Vulnerability Description
YesWiki version <= cercopitheque beta 1 contains a PHP Object Injection vulnerability in Unserialising user entered parameter in i18n.inc.php that can result in execution of code, disclosure of information.
CVSS Score
CRITICAL
Affected Products
| Vendor | Product | Versions |
|---|---|---|
| Yeswiki | Yeswiki | 2012-10-22-1 |
Related Weaknesses (CWE)
References
- https://0dd.zone/2018/08/05/YesWiki-Object-Injection/Third Party Advisory
- https://github.com/YesWiki/yeswiki/issues/356Issue TrackingPatchThird Party Advisory
- https://0dd.zone/2018/08/05/YesWiki-Object-Injection/Third Party Advisory
- https://github.com/YesWiki/yeswiki/issues/356Issue TrackingPatchThird Party Advisory
FAQ
What is CVE-2018-1000641?
CVE-2018-1000641 is a vulnerability with a CVSS score of 9.8 (CRITICAL). YesWiki version <= cercopitheque beta 1 contains a PHP Object Injection vulnerability in Unserialising user entered parameter in i18n.inc.php that can result in execution of code, disclosure of inform...

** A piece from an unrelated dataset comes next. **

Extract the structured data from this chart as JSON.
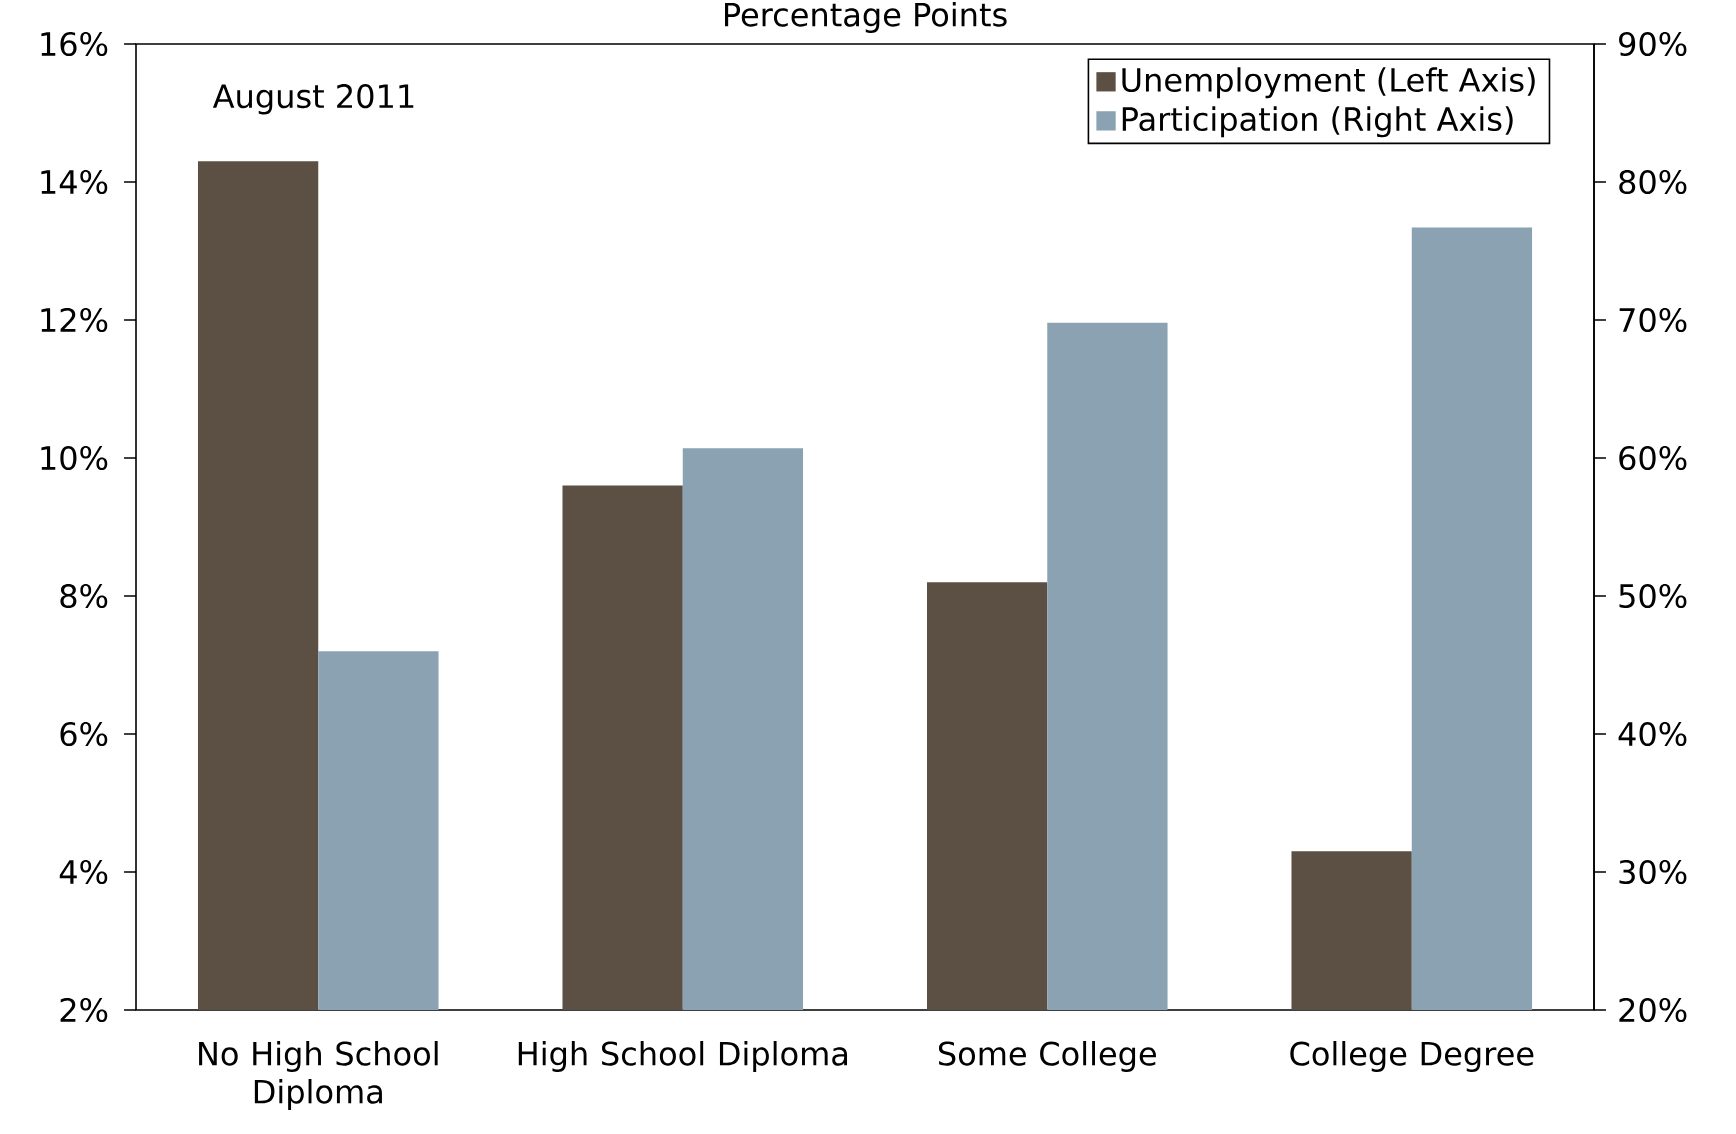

How severe is CVE-2018-1000641?
CVE-2018-1000641 has been rated CRITICAL with a CVSS base score of 9.8/10. This is considered a critical vulnerability requiring immediate attention.
Is there a patch for CVE-2018-1000641?
Check the references section above for vendor advisories and patch information. Affected products include: Yeswiki Yeswiki.